Japan has been studying such legislation for years. There has been more impetus for change since 2012 as a consensus developed that the health, social and productivity costs of Japans extreme work ethic were too high. Part of the problem has been that many people fear resentment from co-workers if they take days off, a real concern in a conformist culture that values harmony. After all, in Japan, only wimps use up all their vacation days.
(Excerpt) Read more at hosted.ap.org ...
I didn’t realize that the Japanese were still workaholics. The younger ones I’ve encountered seem fascinated by American crap culture and its dubious values.
Not sure what business it is of the govt.
Why should the government be involved in this? Not their business.
“Working overtime for free, called “sah-bee-soo zahn-gyo,” or “service overtime,” is prevalent.”
I ran into this at a previous Japanese employer. You were expected to work over most days and unless you put in more than 3 hours of overtime in a single day, you weren’t paid for it. But they had excellent benefits and a generous bonus each year.

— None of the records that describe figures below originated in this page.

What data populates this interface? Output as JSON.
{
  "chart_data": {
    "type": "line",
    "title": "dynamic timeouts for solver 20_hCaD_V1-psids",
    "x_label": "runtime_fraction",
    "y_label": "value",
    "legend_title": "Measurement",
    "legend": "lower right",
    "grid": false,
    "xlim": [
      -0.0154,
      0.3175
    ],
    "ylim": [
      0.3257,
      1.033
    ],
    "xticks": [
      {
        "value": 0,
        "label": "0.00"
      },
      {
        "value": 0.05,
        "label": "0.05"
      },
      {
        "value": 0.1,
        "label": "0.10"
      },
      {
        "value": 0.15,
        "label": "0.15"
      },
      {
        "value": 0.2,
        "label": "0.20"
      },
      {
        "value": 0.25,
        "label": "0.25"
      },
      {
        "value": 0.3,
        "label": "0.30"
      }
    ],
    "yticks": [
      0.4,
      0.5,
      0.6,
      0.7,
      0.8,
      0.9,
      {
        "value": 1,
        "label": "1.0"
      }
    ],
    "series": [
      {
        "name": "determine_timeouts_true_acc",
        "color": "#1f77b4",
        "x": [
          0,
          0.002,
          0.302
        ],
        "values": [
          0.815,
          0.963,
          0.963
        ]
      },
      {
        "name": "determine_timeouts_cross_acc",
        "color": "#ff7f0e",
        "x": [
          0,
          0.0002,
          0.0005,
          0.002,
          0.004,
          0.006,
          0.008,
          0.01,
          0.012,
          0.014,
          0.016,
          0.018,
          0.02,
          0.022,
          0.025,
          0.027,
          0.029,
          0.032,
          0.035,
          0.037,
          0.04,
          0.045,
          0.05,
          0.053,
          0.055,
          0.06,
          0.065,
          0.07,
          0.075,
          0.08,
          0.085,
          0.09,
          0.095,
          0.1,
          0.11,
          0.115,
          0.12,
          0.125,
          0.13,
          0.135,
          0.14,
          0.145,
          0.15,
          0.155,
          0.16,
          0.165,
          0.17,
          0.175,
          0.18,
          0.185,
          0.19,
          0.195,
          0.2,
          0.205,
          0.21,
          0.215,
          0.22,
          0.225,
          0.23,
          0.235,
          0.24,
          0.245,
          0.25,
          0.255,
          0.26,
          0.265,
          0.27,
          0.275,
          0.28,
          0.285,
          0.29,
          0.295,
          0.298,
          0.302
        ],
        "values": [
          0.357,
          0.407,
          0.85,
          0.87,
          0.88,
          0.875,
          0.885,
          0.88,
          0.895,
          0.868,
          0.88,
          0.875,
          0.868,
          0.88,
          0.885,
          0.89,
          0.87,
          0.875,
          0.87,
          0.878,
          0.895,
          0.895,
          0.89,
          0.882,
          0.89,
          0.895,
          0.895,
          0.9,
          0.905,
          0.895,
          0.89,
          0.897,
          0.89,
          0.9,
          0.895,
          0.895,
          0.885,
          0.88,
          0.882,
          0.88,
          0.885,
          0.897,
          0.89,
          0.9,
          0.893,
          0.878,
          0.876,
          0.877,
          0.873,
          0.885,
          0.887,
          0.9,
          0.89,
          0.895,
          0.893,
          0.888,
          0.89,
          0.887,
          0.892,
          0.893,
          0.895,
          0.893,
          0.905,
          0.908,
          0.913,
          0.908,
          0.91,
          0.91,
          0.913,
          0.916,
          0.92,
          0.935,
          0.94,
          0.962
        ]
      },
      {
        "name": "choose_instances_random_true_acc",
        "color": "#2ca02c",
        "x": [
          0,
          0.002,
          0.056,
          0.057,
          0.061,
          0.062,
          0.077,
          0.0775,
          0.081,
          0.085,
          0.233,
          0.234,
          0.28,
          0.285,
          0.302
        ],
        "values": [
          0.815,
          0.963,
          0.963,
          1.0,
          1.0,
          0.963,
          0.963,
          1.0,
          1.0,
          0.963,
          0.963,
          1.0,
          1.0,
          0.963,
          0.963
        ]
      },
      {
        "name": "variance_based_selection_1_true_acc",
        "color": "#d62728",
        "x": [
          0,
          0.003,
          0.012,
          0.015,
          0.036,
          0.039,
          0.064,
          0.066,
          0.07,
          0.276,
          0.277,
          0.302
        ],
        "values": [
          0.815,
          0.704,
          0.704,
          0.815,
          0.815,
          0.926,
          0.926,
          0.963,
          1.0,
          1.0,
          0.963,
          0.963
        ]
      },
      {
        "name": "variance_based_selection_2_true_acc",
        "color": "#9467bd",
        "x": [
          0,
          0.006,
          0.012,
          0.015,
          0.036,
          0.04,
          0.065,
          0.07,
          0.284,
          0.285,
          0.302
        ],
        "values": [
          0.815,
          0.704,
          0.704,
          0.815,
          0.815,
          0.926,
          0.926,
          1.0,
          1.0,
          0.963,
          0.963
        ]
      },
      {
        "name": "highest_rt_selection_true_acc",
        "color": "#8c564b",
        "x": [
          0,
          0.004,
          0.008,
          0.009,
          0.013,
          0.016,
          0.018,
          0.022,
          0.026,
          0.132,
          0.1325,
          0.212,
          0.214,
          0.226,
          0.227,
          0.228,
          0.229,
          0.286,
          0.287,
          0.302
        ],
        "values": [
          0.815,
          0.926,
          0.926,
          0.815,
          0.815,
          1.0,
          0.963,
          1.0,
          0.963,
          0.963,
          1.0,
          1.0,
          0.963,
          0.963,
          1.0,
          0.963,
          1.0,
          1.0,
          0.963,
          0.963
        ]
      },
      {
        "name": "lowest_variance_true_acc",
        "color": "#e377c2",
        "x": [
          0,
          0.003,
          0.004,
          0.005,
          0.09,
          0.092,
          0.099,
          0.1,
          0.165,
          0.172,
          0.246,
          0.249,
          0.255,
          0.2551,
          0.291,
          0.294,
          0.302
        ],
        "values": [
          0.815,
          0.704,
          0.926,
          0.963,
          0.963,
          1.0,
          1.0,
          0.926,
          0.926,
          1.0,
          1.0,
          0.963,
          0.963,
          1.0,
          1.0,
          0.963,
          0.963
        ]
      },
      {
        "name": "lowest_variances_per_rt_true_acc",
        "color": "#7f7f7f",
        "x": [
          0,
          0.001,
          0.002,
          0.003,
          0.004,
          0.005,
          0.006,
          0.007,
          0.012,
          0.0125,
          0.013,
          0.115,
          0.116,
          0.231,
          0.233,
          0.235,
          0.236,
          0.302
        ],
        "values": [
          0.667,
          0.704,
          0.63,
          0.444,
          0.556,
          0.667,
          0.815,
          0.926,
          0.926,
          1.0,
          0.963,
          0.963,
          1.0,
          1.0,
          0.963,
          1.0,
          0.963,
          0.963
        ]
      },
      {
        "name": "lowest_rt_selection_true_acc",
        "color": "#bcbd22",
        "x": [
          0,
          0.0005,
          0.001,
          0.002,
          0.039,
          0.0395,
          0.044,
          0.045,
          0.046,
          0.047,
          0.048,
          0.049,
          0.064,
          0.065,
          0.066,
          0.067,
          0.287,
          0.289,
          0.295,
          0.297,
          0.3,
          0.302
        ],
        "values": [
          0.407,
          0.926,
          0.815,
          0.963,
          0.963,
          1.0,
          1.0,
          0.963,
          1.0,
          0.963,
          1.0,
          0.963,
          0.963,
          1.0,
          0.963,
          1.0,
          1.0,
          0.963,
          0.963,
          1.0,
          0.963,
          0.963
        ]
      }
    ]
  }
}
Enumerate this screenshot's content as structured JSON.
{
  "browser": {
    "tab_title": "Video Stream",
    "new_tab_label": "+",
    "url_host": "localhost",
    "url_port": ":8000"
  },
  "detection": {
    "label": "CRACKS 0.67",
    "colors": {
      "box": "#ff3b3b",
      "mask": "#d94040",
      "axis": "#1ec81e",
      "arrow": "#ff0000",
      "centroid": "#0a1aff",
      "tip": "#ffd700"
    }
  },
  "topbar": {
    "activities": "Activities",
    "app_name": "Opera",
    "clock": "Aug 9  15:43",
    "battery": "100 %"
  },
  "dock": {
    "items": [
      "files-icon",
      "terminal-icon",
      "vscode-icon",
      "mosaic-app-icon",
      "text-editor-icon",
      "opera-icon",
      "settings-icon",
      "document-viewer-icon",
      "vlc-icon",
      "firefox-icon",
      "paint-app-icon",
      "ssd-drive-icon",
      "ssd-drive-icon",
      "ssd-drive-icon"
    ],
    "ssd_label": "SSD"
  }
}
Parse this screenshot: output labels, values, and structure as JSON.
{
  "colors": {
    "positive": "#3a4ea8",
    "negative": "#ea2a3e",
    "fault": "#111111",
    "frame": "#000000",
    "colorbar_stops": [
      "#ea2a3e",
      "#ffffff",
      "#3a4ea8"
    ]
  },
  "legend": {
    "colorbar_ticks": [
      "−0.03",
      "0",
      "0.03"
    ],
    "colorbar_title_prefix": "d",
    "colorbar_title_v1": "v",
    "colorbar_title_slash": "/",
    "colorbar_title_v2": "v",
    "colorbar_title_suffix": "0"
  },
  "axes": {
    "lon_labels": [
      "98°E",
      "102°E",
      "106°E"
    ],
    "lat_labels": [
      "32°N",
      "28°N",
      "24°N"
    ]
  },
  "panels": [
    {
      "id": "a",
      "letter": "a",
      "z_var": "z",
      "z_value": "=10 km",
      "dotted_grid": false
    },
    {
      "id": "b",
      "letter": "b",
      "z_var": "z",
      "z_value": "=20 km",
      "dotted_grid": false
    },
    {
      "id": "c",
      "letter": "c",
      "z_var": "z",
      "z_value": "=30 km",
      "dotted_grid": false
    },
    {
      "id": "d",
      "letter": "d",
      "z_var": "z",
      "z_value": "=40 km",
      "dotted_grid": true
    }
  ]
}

The more extreme ones of those are the “otaku”, who simply won’t work a lot of the time.
This is just a way to get more people employed, by requiring that workers take time off, others must be hired to take up the slack...............
In Japan, the government is expected to be paternalistic in a way that Westerners would find oppressive.
In financial industries it’s usually mandated as a deterrence to committing fraud.
I understand the logic, but it doesn’t work that way. An employer is thereby forced to shift the work from a more productive to a less productive worker. This results in less economic efficiency and lower average productivity.
In America, yes, but in Japan it may not be so................
Correct- that is precisely what I was saying.
Sorry, I thought you were replying to another post.
Despite good intentions, politicians cannot make any economy more efficient merely by passing more laws and further restricting employment.
Japan is the victim of their own success. Technology like robots and automated processing has made the industrial sector less needful of both low and high skilled people in large numbers and large numbers is what they have, as do we......
The bureaucratic side has been around since prior to the shoguns and came from confucionist (sp?)influences from the Chinese.